While the cancellations are causing travel chaos around Europe, the worst affected country is Spain, where about 1,800 workers have gone on strike.
Ryanair has apologised in a tweet to its customers in Belgium, Spain and Portugal affected by cancellations.
Italy was not mentioned, despite a third of today's cancelled flights affecting those travelling to or from the country.
— Ryanair (@Ryanair) July 25, 2018
A total of 132 Ryanair flights in Italy were cancelled today, Rai reports, and many others were delayed. Angry passengers have been taking to Twitter to complain.
Some passengers in Italy said they were only told of cancellations once they had arrived at the airport, often after facing long delays.
— buh. (@sabrinespace) July 25, 2018
At Bologna’s Marconi airport there have been crowds and long queues at check-in desks since early this morning. There, 18 Ryanair flights to and from London, Malta and Ibiza have been cancelled.
Founded 33 years ago in Dublin, Ryanair is famous for its low fares. But employees have long complained of poor pay and working conditions.
The latest strike action came after a last-minute meeting between union representatives and Ryanair bosses failed to produce an agreement.
Unions say they want the airline to give contracted staff the same working conditions as its own employees, and are calling for improved sick pay and a “fair living wage”.
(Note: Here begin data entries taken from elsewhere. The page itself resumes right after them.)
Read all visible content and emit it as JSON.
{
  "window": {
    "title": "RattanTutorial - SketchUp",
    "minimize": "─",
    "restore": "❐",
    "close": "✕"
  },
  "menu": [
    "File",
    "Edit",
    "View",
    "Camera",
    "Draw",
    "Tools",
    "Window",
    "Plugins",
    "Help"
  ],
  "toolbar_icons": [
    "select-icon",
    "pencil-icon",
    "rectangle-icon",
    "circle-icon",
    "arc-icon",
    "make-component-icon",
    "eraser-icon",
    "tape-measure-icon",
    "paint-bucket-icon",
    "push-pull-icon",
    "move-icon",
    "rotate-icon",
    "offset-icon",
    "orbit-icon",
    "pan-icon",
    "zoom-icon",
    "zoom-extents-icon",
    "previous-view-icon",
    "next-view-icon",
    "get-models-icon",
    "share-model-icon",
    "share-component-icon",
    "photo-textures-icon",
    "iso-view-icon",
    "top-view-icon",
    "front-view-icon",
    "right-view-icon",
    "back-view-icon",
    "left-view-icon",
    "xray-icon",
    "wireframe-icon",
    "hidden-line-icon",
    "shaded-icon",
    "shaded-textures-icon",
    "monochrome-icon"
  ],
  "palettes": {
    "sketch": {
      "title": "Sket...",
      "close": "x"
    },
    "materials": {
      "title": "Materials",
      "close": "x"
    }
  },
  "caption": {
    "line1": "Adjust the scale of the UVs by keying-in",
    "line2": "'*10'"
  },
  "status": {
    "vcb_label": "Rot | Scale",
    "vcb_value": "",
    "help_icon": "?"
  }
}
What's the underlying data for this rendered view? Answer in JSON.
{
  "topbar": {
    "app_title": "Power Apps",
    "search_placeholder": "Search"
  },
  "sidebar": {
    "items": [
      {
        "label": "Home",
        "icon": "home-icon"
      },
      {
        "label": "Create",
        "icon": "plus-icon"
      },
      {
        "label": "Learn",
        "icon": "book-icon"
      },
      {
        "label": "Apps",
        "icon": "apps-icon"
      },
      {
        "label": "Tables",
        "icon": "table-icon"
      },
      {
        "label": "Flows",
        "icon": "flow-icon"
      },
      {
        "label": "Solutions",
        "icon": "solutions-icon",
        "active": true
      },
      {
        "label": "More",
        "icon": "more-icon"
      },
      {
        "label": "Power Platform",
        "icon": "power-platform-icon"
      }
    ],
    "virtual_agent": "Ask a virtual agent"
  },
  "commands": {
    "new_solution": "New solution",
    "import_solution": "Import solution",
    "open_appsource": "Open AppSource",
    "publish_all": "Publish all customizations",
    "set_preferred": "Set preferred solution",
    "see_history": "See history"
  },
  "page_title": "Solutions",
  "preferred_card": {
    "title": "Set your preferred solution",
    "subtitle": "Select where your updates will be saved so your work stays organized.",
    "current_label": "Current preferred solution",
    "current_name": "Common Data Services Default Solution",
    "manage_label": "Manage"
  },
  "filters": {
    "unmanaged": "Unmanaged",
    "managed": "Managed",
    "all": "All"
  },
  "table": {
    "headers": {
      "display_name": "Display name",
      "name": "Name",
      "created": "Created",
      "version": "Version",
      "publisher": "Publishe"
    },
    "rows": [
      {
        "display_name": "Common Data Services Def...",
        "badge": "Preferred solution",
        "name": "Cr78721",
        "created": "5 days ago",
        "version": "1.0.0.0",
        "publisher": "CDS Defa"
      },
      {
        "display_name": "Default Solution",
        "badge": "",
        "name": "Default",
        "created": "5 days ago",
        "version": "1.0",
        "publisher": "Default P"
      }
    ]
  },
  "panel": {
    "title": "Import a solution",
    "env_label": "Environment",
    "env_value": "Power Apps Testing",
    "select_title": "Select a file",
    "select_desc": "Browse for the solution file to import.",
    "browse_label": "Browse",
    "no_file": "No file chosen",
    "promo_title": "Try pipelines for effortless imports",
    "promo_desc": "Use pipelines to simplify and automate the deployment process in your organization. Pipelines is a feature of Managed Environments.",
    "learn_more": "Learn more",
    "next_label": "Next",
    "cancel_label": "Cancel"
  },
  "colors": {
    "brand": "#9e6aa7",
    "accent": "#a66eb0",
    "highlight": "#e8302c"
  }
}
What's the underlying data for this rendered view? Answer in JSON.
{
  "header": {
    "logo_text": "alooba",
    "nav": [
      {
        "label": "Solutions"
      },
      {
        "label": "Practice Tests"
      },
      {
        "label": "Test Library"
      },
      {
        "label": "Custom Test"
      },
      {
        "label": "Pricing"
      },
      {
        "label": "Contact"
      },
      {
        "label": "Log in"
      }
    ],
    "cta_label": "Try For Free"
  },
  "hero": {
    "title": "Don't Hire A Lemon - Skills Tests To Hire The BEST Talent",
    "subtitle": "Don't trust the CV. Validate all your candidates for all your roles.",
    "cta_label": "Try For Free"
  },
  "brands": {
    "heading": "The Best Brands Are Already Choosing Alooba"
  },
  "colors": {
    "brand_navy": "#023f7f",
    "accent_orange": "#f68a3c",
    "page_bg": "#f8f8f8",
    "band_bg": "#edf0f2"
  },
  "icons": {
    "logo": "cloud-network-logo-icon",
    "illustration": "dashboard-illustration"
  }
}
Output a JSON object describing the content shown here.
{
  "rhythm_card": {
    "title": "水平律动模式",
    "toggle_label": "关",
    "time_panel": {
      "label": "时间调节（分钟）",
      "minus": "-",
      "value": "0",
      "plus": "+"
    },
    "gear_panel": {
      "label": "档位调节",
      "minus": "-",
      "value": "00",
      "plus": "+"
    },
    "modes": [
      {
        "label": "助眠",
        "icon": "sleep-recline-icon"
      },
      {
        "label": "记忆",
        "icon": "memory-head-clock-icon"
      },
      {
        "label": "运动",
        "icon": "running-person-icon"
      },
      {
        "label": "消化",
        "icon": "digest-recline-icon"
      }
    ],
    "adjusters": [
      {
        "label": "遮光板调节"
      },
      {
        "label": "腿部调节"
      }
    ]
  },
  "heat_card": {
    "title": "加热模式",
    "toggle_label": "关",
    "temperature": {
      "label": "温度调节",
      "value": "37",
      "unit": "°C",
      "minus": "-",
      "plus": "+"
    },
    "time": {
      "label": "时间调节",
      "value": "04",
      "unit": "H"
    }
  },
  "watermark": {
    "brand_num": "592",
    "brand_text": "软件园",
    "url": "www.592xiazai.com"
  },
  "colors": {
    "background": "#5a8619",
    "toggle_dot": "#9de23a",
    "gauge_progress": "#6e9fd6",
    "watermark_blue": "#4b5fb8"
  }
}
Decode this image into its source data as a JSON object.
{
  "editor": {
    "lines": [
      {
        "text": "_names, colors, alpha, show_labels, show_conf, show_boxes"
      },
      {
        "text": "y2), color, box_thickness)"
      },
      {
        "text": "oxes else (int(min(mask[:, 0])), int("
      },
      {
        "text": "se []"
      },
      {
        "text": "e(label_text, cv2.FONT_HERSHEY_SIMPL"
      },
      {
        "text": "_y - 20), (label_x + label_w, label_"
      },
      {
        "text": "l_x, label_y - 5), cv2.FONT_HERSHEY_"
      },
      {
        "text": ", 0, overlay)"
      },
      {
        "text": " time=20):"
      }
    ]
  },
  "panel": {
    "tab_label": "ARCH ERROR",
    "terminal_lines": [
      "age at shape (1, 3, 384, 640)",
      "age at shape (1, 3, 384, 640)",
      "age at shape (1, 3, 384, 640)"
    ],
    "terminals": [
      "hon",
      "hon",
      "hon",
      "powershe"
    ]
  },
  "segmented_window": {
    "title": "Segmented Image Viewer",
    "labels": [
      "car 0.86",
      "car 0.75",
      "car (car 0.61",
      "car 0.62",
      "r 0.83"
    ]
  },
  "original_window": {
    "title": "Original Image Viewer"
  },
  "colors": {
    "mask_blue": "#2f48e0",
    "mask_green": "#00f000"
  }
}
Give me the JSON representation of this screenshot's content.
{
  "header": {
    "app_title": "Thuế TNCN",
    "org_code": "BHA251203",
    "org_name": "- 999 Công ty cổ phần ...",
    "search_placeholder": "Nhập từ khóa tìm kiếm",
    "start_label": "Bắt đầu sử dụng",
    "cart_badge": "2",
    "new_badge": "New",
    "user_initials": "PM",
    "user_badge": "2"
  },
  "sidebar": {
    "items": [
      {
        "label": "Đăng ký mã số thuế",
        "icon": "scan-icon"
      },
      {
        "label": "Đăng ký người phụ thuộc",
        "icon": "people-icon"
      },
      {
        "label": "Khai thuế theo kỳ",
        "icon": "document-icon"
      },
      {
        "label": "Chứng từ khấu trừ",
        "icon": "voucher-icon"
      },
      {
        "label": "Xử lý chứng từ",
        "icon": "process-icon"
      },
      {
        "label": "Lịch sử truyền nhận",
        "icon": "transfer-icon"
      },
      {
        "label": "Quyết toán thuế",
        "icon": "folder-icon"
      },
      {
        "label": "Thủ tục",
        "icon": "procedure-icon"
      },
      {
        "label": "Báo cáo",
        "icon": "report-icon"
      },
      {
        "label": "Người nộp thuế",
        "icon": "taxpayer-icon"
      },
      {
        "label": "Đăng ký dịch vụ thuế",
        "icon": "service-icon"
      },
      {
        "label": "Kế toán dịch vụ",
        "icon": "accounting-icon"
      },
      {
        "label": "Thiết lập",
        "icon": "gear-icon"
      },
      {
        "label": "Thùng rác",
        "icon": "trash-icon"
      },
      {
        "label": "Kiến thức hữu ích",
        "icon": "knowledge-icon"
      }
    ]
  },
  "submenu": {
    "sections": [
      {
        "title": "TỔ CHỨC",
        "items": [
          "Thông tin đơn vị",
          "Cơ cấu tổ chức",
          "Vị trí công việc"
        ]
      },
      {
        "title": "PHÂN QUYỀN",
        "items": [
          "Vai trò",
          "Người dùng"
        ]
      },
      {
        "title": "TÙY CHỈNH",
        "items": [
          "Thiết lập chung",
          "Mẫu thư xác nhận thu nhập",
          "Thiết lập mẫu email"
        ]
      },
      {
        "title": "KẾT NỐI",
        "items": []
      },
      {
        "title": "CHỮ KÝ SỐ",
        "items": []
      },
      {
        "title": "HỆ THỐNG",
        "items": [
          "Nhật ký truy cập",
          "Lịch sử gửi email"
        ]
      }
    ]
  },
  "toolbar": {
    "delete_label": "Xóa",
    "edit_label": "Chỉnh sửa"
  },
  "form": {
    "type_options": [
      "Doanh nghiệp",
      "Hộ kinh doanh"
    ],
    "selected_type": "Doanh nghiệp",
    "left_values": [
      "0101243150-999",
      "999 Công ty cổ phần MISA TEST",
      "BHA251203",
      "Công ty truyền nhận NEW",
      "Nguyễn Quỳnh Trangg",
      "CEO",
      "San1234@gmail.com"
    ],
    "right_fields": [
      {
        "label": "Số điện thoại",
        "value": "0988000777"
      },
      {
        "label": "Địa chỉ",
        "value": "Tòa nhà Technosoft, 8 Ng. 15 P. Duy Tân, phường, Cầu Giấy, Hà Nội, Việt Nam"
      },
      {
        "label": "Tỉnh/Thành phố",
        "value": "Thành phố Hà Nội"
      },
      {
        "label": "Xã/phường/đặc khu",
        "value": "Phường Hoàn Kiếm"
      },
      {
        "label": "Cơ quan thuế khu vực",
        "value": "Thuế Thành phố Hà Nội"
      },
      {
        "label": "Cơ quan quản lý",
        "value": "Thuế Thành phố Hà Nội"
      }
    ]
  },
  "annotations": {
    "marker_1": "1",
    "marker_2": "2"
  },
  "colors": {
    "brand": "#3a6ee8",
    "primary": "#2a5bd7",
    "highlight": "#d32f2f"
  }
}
They also ask that Ryanair staff be employed under the national legislation of the country they work in, rather than that of Ireland as is currently the case.
Ryanair argues that since its planes fly under the Irish flag and most of its employees work on board planes, its staff are covered by Irish law.
The company defends the package it offers staff, saying they can earn up to 40,000 euros per year.
This strike by cabin crew comes after Ryanair was hit on Tuesday with a third day of strikes by its pilots in Ireland over pay and conditions, resulting in the cancellation of 16 flights and affecting 2,500 passengers.